Figure 1. INCENP colocalizes with Polo in early mitosis and interacts with Polo at the inner centromere.

(A) Early prophase, Polo is localized at centrosomes (asterisks), nuclear envelope (blue arrowhead), and starts appearing on chromosomes (white arrows), while INCENP is not yet clearly associated with chromatin. (B) Late prophase, INCENP appears associated with heterochromatin but not yet concentrated at the inner centromere (2, arrows), while Polo is already concentrated in dots colocalizing with INCENP-positive regions (3, white arrows). (C) Metaphase, INCENP at the inner centromere region stretching between Polo-positive kinetochores (arrows). (D) Early anaphase, INCENP decorates thread-like structures joining the segregating Polo-positive sister kinetochores (arrows).

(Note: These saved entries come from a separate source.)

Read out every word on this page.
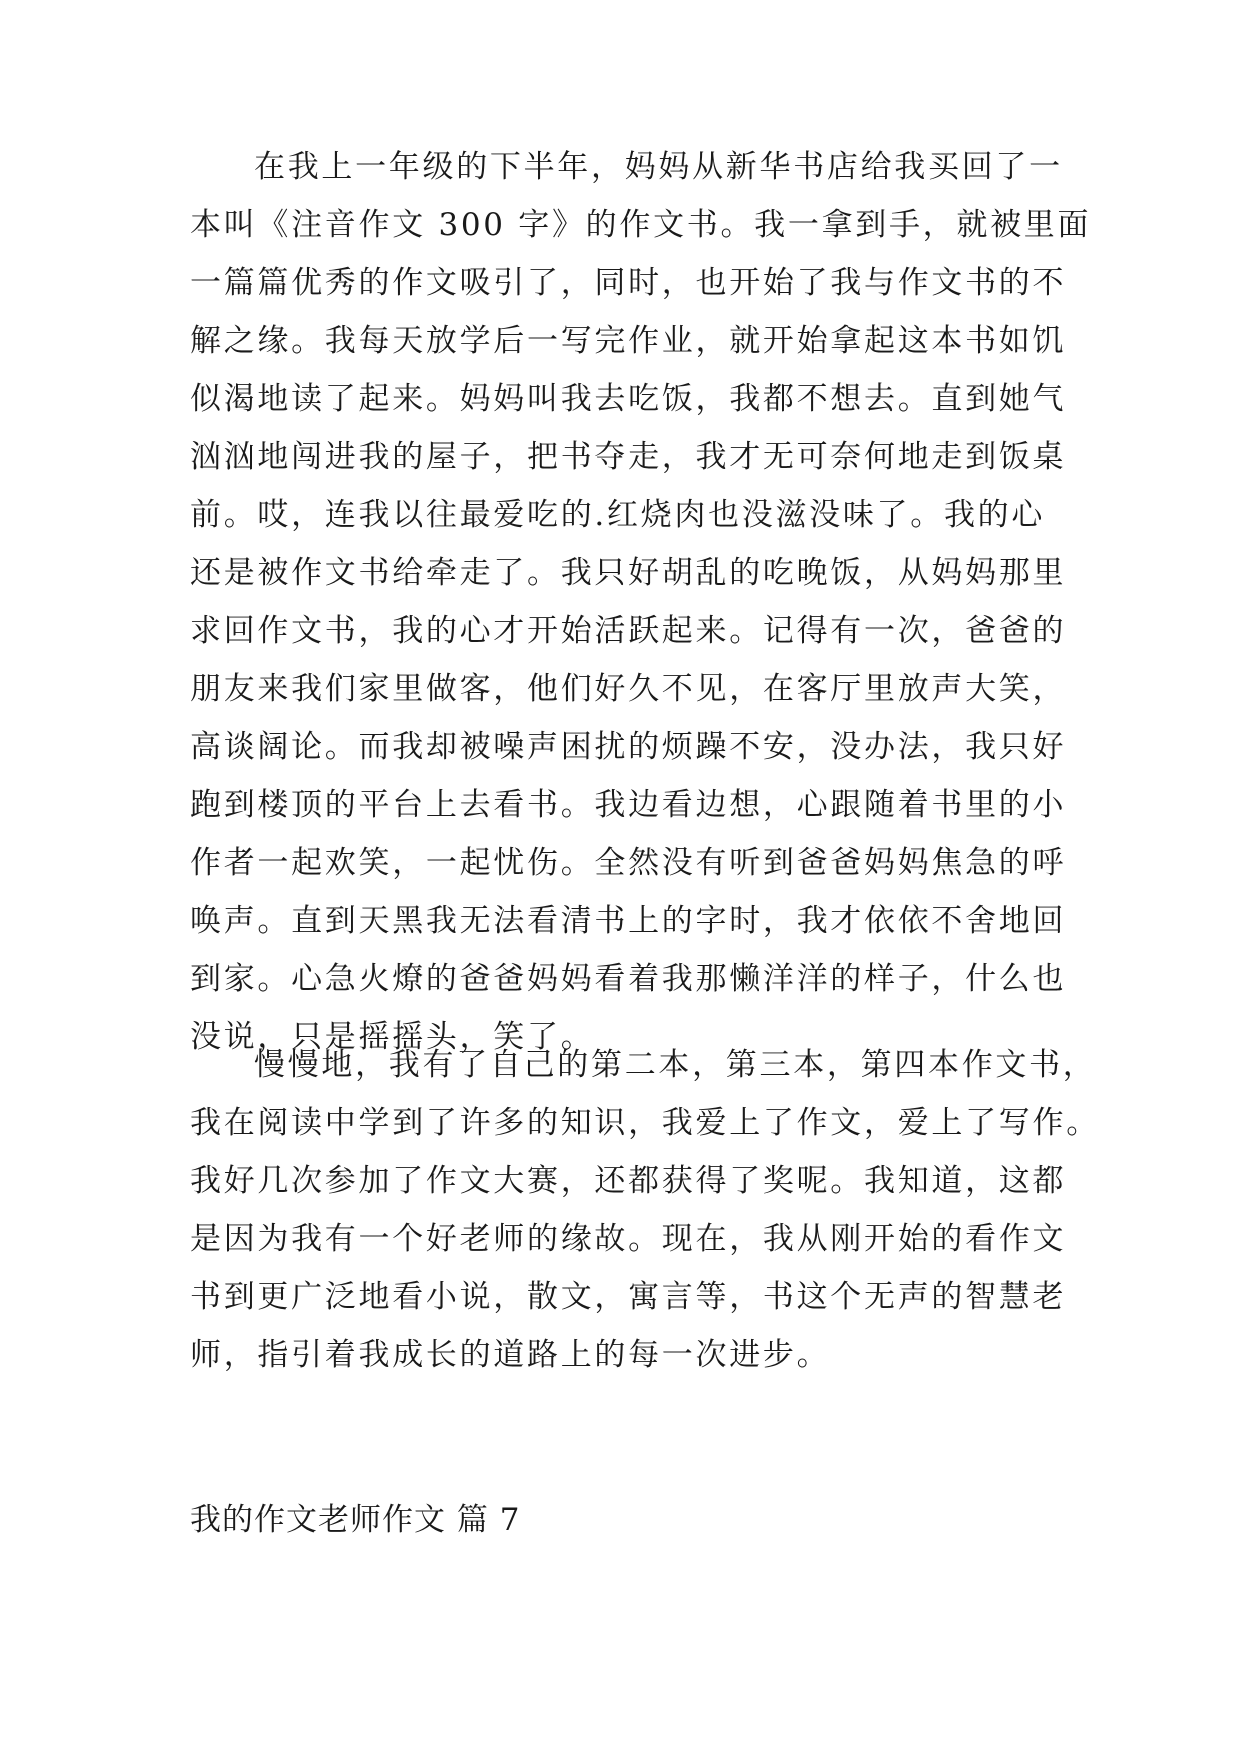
在我上一年级的下半年，妈妈从新华书店给我买回了一
本叫《注音作文 300 字》的作文书。我一拿到手，就被里面
一篇篇优秀的作文吸引了，同时，也开始了我与作文书的不
解之缘。我每天放学后一写完作业，就开始拿起这本书如饥
似渴地读了起来。妈妈叫我去吃饭，我都不想去。直到她气
汹汹地闯进我的屋子，把书夺走，我才无可奈何地走到饭桌
前。哎，连我以往最爱吃的.红烧肉也没滋没味了。我的心
还是被作文书给牵走了。我只好胡乱的吃晚饭，从妈妈那里
求回作文书，我的心才开始活跃起来。记得有一次，爸爸的
朋友来我们家里做客，他们好久不见，在客厅里放声大笑，
高谈阔论。而我却被噪声困扰的烦躁不安，没办法，我只好
跑到楼顶的平台上去看书。我边看边想，心跟随着书里的小
作者一起欢笑，一起忧伤。全然没有听到爸爸妈妈焦急的呼
唤声。直到天黑我无法看清书上的字时，我才依依不舍地回
到家。心急火燎的爸爸妈妈看着我那懒洋洋的样子，什么也
没说，只是摇摇头，笑了。
慢慢地，我有了自己的第二本，第三本，第四本作文书，
我在阅读中学到了许多的知识，我爱上了作文，爱上了写作。
我好几次参加了作文大赛，还都获得了奖呢。我知道，这都
是因为我有一个好老师的缘故。现在，我从刚开始的看作文
书到更广泛地看小说，散文，寓言等，书这个无声的智慧老
师，指引着我成长的道路上的每一次进步。
我的作文老师作文 篇 7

Green, Polo-GFP; red, INCENP. Scale bar = 1 µm. (E) In vitro pulldown assays. GST or GST-tagged INCENP were incubated with in vitro translated ³⁵S labelled Polo, Aurora B, or Luciferase. U, unbound fraction; B, bound fraction. Right panel, Coomasie stained gel showing the proteins used for the pulldown. (F) Immunoprecipitation assays. Protein extracts from Polo-GFP (upper panel) or Aurora B-GFP (lower panel) stably transfected cell lines were used in IP experiments using anti-GFP or IgG (Input, whole cell extract, 1% of total loaded; IP, bound fraction, 20% of total loaded). (G–K) Proximity ligation assay (PLA) using antibodies against (G) INCENP and Aurora B (positive control); (H) INCENP and Polo; (I) INCENP and Polo^T182Ph; (J) INCENP and γTubulin (negative control); and (K) Polo and CID (Negative control). Zoomed panels show colocalization of the PLA signal (red) with Aurora B-GFP. Scale bar = 1 µm.